Он повторил слово, которое десятки раз слышала от него Софья Андреевна. Но повторил его так, что показался ей громадным, давящим и неизбежным, как тяжесть скалы, которая нависла над головой. А вместе с тем странное чувство вдруг овладело ею: ей показалось, будто ей хочется съежиться, стать меньше, спрятаться, даже исчезнуть.

— Вы маниак! — вырвалось у нее. — Не сумасшедший, нет! Вы маниак! Это страшнее, чем сумасшедший!

— Страшнее? — усмехнулся Ив, довольный этим словом.

Софья Андреевна смотрела на него, не отрывая глаз, как будто ее что-то приковывало. Он сидел, как обычно: спокойно, равнодушно и безучастно. Но была в его позе сила и власть. Софья Андреевна не знала ни природы этой силы, ни права этой власти, но они подавляли ее. Она возмущалась этим подавлением, изо всех сил противилась ему, старалась вырваться и освободиться. Но чувствовала, что его сила держит ее и подавляет.

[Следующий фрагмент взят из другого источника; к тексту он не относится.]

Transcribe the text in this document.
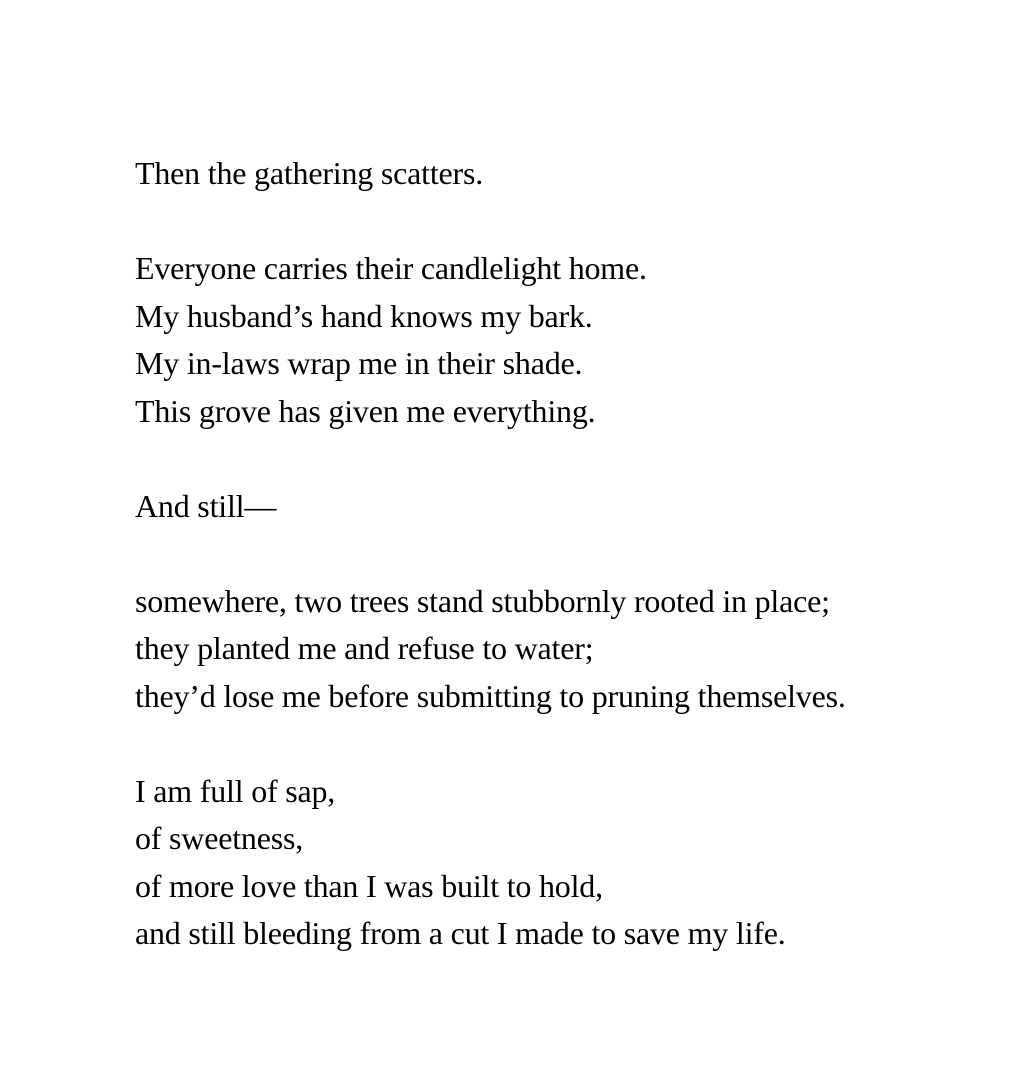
Then the gathering scatters.
Everyone carries their candlelight home.
My husband’s hand knows my bark.
My in-laws wrap me in their shade.
This grove has given me everything.
And still—
somewhere, two trees stand stubbornly rooted in place;
they planted me and refuse to water;
they’d lose me before submitting to pruning themselves.
I am full of sap,
of sweetness,
of more love than I was built to hold,
and still bleeding from a cut I made to save my life.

— Вы маниак! — еще раз повторила она. — В конце концов вами заинтересуется или психопатолог, или прокурор. Я сейчас смотрю на вас и вспоминаю того воробья, о котором вы мне когда-то рассказывали. Вы его помните? Я помню, я его никогда не забывала. Но только сейчас я начала понимать, что значит этот воробей. Он страшен! Да, да! Он страшен!

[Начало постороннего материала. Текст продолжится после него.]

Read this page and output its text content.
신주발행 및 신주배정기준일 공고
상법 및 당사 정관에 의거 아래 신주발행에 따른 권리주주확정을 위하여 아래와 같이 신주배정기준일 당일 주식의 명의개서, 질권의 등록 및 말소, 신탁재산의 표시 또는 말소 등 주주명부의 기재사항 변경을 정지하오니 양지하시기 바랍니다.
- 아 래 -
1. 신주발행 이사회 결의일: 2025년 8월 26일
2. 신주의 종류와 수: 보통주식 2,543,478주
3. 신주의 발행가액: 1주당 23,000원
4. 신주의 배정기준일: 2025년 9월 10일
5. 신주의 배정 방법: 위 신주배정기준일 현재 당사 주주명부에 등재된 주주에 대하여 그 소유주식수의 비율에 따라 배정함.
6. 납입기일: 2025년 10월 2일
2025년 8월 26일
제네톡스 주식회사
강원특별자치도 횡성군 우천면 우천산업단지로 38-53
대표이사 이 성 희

— Вы говорите вздор! — сердито остановил ее Ив. — Что за истерика!..

Он отвернулся от того угла, где сидела Софья Андреевна, и стал смотреть в сторону. Прошла минута, прошла другая.

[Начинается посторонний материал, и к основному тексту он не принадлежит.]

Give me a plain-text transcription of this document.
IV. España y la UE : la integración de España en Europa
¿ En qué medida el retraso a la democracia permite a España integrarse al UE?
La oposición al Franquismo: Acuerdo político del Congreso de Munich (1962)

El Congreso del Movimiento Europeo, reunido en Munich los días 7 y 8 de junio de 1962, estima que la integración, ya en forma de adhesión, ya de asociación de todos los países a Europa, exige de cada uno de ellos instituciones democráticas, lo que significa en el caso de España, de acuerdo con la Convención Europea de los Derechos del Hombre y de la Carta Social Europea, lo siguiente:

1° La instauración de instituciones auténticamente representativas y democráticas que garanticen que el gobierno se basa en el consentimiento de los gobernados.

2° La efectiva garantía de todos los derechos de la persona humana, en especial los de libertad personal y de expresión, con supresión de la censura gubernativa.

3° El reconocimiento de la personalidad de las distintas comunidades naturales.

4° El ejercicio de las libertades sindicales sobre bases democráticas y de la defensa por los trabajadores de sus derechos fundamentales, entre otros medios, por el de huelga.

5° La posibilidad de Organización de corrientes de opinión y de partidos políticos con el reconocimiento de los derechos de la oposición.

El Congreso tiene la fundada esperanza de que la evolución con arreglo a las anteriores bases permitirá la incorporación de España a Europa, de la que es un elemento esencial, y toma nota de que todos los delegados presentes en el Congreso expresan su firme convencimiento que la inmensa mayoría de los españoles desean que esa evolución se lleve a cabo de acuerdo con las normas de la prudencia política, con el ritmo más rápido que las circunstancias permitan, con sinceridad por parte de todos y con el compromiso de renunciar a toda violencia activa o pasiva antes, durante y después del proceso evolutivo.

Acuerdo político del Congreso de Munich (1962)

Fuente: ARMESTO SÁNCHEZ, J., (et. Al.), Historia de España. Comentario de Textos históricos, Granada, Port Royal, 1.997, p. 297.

— Вы говорите вздор! — уж не так сердито повторил он. — Но кое в чем вы правы: от воробья идет многое.

Он хотел что-то добавить, но удержался и замолчал. Искоса, не поворачивая головы, глянул на Софью Андреевну и заговорил другим тоном: укоряющим и вместе с тем поучающим.

— Вам не кажется, что вы начинаете терять себя? Вы уже не та, какой были раньше. Что это? Годы? Приближающаяся старость? Вы еще не колеблетесь и не сомневаетесь, но трещина в вас уже есть. Не поддавайтесь! Раньше вы всегда были сами собой, а сейчас вы каким-то краешком становитесь «как все». Не появились ли у вас идеи и принципы, и не подчинились ли вы общепринятой морали? — с ядовитым сарказмом скривился он. — Боюсь, что сейчас ваша совесть дрогнула бы, и вы уже не посмели бы выдать вашего преданного Бьерклунда, а скорее допустили бы крах нашего дела и даже скамью подсудимых для… многих. Искренно предупреждаю вас: не становитесь на эту дорогу! Если вы пойдете по ней, то очень скоро придете к петле, которую сами для себя намылите и сами на себя накинете. Вы не имеете права входить в общее русло: в общие законы, в общую нравственность, в общие чувствования и понимания. Мы с вами — волки-одиночки. В общей стае нам с вами места нет: нам его не дадут, и стая нас загрызет. Вы говорите, что я маниак? Я вам завидую: у вас для всего есть подходящий ярлык, который вам что-то объясняет. Вероятно, каждый вас еще и утешает, не правда ли? А может быть, даже оправдывает? Это очень хорошо! Таким, как вы, ярлык легко заменяет суть. И если на клетке со слоном не будет надписи, что это, действительно, слон, то вы растеряетесь и будете метаться: может быть, это корова? а может быть, крокодил? Но…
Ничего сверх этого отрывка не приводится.